2. There is a general agreement that war crimes, due to the
severity of injuries inflicted on the basic civilizational values,
require fair but exemplary punishment. The horrors and
victims of wars abounding in contemporary human history
have developed awareness of the necessity of suppressing
the widespread culture of the impunity of war crimes that are
traditionally considered as "necessary" collateral phenomena
arising in armed conflicts (Armatta, 2010).

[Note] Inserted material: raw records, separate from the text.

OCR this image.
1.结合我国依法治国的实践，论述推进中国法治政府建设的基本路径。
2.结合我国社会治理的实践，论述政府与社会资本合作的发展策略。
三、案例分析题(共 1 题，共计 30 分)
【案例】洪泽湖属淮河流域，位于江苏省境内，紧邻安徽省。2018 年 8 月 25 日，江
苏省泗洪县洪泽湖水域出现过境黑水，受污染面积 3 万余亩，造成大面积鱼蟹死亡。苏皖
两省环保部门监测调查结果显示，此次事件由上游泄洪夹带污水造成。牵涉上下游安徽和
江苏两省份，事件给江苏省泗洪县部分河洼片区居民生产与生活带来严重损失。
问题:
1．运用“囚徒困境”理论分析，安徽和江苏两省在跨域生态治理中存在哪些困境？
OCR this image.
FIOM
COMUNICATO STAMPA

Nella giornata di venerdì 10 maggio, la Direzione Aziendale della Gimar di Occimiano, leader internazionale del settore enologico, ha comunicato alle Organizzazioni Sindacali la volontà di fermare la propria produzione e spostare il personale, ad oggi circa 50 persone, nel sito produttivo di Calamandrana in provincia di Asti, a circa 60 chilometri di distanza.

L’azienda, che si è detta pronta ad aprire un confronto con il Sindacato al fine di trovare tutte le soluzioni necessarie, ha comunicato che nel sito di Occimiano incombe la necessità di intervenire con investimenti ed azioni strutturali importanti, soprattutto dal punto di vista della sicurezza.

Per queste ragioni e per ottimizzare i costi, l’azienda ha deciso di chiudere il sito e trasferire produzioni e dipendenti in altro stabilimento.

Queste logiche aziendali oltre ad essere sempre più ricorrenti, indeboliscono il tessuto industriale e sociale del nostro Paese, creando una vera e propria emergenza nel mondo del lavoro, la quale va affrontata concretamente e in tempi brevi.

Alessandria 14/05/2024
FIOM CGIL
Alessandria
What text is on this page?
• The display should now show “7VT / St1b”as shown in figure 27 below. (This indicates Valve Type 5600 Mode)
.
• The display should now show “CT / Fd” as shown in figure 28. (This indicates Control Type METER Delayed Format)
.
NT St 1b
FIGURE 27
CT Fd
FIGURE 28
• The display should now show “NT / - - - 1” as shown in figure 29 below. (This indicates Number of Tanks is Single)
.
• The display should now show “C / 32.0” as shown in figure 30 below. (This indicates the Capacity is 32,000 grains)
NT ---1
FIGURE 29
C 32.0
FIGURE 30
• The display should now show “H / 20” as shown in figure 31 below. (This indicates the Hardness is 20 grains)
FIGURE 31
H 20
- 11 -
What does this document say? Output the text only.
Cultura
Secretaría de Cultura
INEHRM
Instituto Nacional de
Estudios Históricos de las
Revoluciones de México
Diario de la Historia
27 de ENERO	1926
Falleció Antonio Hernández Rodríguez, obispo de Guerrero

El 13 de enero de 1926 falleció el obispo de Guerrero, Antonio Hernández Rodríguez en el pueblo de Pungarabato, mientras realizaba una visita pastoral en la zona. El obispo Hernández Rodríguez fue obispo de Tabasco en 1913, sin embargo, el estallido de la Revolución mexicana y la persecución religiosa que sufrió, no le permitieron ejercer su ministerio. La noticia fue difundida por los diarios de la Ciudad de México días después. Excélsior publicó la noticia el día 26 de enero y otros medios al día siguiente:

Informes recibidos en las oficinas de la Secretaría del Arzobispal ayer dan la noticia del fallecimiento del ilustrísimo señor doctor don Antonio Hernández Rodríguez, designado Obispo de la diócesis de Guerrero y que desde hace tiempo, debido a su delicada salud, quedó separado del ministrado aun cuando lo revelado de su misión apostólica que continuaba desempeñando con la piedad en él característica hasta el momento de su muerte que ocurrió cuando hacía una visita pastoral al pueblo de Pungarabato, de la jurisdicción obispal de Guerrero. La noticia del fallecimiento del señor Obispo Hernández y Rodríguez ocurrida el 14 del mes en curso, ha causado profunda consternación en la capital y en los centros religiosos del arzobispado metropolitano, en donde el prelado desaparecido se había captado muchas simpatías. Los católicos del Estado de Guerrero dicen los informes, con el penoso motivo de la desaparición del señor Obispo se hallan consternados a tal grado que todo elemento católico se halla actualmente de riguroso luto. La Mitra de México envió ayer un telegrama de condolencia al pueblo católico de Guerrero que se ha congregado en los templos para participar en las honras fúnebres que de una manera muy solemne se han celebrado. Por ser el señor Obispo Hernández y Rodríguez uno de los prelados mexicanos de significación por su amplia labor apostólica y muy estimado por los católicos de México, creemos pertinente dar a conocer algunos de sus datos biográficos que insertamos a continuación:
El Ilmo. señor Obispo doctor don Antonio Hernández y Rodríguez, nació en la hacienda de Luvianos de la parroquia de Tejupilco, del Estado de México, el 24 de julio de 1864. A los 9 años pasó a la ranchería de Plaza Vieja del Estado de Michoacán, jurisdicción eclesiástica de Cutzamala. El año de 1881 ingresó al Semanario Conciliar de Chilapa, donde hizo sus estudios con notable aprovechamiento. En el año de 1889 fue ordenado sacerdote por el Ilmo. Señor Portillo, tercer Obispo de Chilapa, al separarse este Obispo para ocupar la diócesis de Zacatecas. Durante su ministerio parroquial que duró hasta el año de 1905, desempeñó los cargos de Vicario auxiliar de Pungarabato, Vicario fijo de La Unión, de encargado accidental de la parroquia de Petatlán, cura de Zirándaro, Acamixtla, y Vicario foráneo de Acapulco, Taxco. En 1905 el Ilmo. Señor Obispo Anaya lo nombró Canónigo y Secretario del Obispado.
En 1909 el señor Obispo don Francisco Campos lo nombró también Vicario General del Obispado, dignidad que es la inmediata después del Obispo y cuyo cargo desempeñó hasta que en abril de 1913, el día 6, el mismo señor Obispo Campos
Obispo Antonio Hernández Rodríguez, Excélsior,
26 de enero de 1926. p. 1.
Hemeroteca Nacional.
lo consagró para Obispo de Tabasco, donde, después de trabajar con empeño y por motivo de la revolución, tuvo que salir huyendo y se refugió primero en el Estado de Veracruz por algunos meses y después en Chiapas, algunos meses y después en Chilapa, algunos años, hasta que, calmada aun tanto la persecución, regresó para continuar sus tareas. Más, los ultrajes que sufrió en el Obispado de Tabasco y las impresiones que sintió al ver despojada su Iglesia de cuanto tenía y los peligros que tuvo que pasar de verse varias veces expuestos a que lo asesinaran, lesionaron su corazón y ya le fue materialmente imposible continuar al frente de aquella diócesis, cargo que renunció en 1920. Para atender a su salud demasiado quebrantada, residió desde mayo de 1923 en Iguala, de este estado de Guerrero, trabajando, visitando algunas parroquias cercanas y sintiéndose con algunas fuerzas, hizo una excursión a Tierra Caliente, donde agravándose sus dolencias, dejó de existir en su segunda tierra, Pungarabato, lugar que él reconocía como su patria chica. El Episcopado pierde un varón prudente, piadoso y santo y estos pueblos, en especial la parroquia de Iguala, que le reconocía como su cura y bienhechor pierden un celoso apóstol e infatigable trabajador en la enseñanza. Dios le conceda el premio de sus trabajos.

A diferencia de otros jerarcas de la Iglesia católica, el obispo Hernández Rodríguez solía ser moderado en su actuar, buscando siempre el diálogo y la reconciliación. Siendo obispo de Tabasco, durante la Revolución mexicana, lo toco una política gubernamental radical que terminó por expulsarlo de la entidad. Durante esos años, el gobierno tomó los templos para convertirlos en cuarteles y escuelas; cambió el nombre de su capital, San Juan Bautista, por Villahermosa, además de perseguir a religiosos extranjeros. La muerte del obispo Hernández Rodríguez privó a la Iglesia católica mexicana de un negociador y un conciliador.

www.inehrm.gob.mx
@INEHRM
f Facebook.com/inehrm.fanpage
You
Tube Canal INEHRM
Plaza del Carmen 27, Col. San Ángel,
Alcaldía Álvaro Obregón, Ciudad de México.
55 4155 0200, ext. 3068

The Nurnberg trials after the Second World War and the
Holocaust were the outcome of the violent violations of the
elementary norms of humanity and then the increasingly
apparent aspiration of international communities to undergo
legal treatment and appropriate sanctions against interstate
and internal conflicts. This approach is also emphasized in the
Preamble to the Statute of the International Criminal Court,
which states that "the most serious criminal offenses the
international community concerned as a whole must not go
unpunished", that "the effective prosecution of their
perpetrators must be ensured by taking appropriate measures
at the national level and by strengthening international
cooperation, as well as that the states of the signatories are
"resolved to change the current practice of punishing the
perpetrators of these criminal offenses, thus contributing to
their prevention" (UN General Assembly, Rome Statute of the
International Criminal Court, 1998).
3. Antonio Cassese sees the overall purpose of international
criminal justice related to the issue of war crimes in the need
of "the international community's response to the rebellion",
namely to finding adequate legal responses of a grave
violation of international human dignity or humanitarian law
standards that reached the threshold when they became
international criminals". (Cassesse, 2005). Međunarodno
krivično pravo, Beogradski centar za ljudska prava, Beograd,
str. 6) Otherwise, as an unacceptable alternative, the
defendant's trial for committed offenses can only be "revenge
or forgetfulness".
Regarding the aforementioned view and, above all, the
retributive approach contemporary international criminal law is
developed into the matter of war crimes. With more or less
success, it strives to adjust the material and procedural rules
that address these civilizable unacceptable parts to their
weight and to establish appropriate criminal justice
mechanisms in the form of international and national formation
that will contribute in an effective way to the goals of punishing
and preventing this crime scene. Formation of the
International Criminal Court and adoption of the so-called
Rome Statute was a major step in that direction, though, as
they will be seen from later appearances, they are leaving
many current issues of application of international criminal and
humanitarian law open.
4. The significance of this subject matter lies in the above-
mentioned reasons of general character and, above all, in
the view that adequate material and procedural criminal law
is the correct way to abolish punishability and legally
inadequate treatment war crimes. The transition to a stable
democracy and the strengthening of the role of the law is not
possible without the introduction of justice and accountability
for war crimes through the key instrument of justice - war
crimes trials. It is, of course, a turning point from political
interpretation of the past to confront the facts established in
impartial, just and professional courts and on the basis of
indictments of highly professional prosecutors.
References
Armatta, J. (2010). Twilight of Impunity: The War Crimes
Trial of Slobodan Milosevic, Durham: Duke University Press.
Cassesse, A. (2005). International Criminal Law, Oxford:
OUP Oxford.
UN General Assembly, Rome Statute of the International
Criminal Court (last amended 2010), 17 July 1998, ISBN No.